Flexible Spending Accounts (FSAs)


Flexplan offers two flexible spending accounts:

  • Health Care FSA.
  • Dependent Care FSA.
These accounts are designed to let you pay for specific health care and dependent day care expenses on a pre-tax basis. By contributing to an FSA, you can reimburse yourself for eligible expenses with untaxed money, including federal, Social Security and, in most states, state and local taxes. That can help you make your income go farther.

How FSAs Work
  • When you enroll, you decide how much to set aside in your account(s) during the calendar year for:
    • Health care expenses for services you or your dependents receive between January 1, 2017 and March 15, 2018.
    • Dependent day care expenses for services you receive between January 1, 2017 and December 31, 2017.
  • You contribute to the account(s) with pre-tax dollars deducted from your paycheck. This lowers your taxable income, and you don’t pay taxes on the money you use from your account(s).
  • When you have an eligible expense, you file a claim to reimburse yourself from your account.

FSAs are like a sale. Money you set aside in the accounts is taken off the top of your pay before taxes are withheld. If you pay income taxes and Social Security taxes, at a minimum this is probably like a “20% sale” on most of the health or dependent care services you buy. The savings could be more – depending on your income tax rate. And, even when you pay no income taxes, the Social Security tax savings is likely to be more than 7.65% – or $7.65 for each $100 you spend.

You decide when you enroll how much to set aside in your FSAs for the year. Use the HSHS Healthy Plan
Cost Estimator
to see how a Health Care FSA can help you save. Use the Dependent Care FSA Estimator for help deciding how much to contribute for dependent daycare expenses. Evaluate the possible tax savings using an FSA.

Important Information about FSAs

  • You may change those amounts during the year only if you have a qualified change in family or
    employment status
    that allows you to do so.
  • Under federal "use it or lose it" rules, if you don't use all the money in your FSA for services during the covered time period, you forfeit unused dollars. You have until the annual claim deadline to submit a claim for reimbursement.
  • Watch a brief video on the advantages of participating in a Health Care FSA. 

Health Care FSA

Use the HSHS Healthy Plan Cost Estimator to help you estimate your out-of-pocket medical, dental and vision costs, and see the possible federal tax savings if you use the Health Care FSA to pay for those expenses with pre-tax dollars.

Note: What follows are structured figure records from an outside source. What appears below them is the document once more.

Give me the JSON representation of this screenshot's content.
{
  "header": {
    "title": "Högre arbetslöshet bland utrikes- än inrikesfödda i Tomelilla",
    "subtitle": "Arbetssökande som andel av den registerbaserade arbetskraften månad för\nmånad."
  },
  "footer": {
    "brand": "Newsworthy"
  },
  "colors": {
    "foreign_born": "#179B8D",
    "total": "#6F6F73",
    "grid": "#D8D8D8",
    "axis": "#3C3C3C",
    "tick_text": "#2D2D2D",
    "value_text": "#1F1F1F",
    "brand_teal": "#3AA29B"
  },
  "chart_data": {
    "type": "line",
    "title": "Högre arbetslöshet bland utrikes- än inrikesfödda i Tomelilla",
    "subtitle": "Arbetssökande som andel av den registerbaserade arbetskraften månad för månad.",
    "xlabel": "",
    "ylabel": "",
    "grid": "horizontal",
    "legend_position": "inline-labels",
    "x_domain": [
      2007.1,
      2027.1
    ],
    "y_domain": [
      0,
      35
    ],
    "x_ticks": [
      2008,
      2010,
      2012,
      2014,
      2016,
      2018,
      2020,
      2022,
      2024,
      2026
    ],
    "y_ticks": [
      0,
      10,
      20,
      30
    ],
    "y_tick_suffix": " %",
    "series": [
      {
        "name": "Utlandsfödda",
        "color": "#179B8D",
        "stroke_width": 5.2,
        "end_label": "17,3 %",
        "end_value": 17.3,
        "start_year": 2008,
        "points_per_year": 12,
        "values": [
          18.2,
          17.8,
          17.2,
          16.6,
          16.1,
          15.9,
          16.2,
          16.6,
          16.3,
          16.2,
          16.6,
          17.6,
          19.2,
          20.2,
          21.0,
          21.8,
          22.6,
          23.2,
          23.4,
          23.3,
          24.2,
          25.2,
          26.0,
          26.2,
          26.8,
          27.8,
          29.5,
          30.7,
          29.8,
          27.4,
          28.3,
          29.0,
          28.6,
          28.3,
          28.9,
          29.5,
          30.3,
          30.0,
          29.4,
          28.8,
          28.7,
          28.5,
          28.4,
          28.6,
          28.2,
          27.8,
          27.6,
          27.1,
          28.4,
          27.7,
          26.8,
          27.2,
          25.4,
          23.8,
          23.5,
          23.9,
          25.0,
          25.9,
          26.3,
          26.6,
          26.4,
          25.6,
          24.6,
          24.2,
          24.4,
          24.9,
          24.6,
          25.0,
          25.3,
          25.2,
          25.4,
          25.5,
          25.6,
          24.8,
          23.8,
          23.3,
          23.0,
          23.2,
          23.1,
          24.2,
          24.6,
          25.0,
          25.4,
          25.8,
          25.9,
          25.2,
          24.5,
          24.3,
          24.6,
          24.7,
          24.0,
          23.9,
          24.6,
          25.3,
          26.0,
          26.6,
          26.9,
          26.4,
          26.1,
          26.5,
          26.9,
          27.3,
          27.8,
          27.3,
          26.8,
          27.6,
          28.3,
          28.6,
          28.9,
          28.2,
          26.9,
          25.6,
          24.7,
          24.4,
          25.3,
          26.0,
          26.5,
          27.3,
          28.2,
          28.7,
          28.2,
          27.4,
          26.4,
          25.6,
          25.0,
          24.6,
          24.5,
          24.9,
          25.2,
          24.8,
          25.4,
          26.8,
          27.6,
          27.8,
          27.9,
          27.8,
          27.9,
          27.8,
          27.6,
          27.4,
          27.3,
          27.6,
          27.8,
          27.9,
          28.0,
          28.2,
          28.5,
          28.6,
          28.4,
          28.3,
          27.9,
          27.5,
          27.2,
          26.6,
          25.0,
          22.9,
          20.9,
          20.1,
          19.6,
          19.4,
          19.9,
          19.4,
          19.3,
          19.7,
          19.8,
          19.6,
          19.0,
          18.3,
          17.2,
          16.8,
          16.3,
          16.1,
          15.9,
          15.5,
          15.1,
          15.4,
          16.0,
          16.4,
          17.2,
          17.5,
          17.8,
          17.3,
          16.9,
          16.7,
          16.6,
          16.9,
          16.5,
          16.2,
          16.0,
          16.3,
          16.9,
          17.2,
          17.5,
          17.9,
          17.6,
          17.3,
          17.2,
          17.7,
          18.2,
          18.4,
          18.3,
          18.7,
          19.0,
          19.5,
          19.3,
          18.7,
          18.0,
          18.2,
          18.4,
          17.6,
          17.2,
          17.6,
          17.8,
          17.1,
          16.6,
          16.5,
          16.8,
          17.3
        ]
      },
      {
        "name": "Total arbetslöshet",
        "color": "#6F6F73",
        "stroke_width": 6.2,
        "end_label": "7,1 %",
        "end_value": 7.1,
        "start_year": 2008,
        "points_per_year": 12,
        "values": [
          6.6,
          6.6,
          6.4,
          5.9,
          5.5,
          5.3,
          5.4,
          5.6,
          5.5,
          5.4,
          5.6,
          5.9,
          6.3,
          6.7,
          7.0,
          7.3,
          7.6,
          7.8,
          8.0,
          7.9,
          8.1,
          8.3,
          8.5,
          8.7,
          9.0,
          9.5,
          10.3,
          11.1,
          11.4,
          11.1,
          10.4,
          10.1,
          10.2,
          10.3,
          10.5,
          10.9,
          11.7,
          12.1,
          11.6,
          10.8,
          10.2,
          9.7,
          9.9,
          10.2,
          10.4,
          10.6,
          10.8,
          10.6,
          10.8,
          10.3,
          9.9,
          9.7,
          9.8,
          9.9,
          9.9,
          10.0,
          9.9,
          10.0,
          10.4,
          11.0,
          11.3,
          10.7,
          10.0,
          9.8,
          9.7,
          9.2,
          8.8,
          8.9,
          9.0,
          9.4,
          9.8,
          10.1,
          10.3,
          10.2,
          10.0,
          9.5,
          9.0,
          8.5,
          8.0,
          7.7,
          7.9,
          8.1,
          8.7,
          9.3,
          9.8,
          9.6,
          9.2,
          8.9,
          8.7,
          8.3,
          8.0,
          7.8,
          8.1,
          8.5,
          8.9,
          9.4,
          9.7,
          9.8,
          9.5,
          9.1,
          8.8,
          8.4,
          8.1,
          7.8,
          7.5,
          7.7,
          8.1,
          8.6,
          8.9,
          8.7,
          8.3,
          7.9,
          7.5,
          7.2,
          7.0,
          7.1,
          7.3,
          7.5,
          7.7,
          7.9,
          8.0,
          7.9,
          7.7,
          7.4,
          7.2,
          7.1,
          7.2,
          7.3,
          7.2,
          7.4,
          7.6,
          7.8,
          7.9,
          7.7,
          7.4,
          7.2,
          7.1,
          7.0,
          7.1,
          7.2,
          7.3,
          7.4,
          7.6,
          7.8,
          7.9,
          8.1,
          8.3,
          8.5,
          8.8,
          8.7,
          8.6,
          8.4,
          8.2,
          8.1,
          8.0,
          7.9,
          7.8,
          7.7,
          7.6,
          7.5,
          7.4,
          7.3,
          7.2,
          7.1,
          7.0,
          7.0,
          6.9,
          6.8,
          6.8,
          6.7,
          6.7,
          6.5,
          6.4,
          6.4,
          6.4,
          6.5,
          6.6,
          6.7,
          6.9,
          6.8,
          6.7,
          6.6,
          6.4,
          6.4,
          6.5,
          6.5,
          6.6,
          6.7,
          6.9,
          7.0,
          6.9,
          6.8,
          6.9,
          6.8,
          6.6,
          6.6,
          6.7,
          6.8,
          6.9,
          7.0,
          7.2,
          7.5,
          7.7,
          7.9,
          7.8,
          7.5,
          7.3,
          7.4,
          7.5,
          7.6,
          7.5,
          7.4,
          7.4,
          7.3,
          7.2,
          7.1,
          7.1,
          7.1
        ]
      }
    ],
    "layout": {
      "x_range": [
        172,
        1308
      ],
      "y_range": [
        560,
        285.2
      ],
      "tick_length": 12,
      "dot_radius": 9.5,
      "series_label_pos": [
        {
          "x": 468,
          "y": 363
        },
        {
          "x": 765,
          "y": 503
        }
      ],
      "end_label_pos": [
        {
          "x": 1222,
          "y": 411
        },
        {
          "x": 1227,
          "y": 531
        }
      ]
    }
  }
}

Information about eligible Health Care FSA expenses is available at www.tri-starsystems.com. Medical premiums and over-the-counter medications are not eligible. In addition, for ethical and philosophical reasons, abortions, sterilizations, contraceptives, sexual reassignment, in-vitro fertilization, artificial insemination, and embryonic implantation procedures will not be allowed as reimbursable expenses.

Dependent Care FSA Estimator 

Enter your expected expenses for the year ahead to provide care for an eligible child or an adult dependent so that you can work. Estimate your expenses carefully. Due to the IRS "use it or lose it" rule, you will forfeit any money in excess of the qualified expenses you incur between January 1, 2017 and December 31, 2017 that you submit by the May 1, 2018 claim filing deadline.

Also, keep in mind that you may be eligible to take advantage of the federal tax credit for child and dependent care as an alternative to using the Dependent Care Reimbursement Account. You may wish to consult a tax advisor to determine whether the federal tax credit or Dependent Care Reimbursement Account is best for you.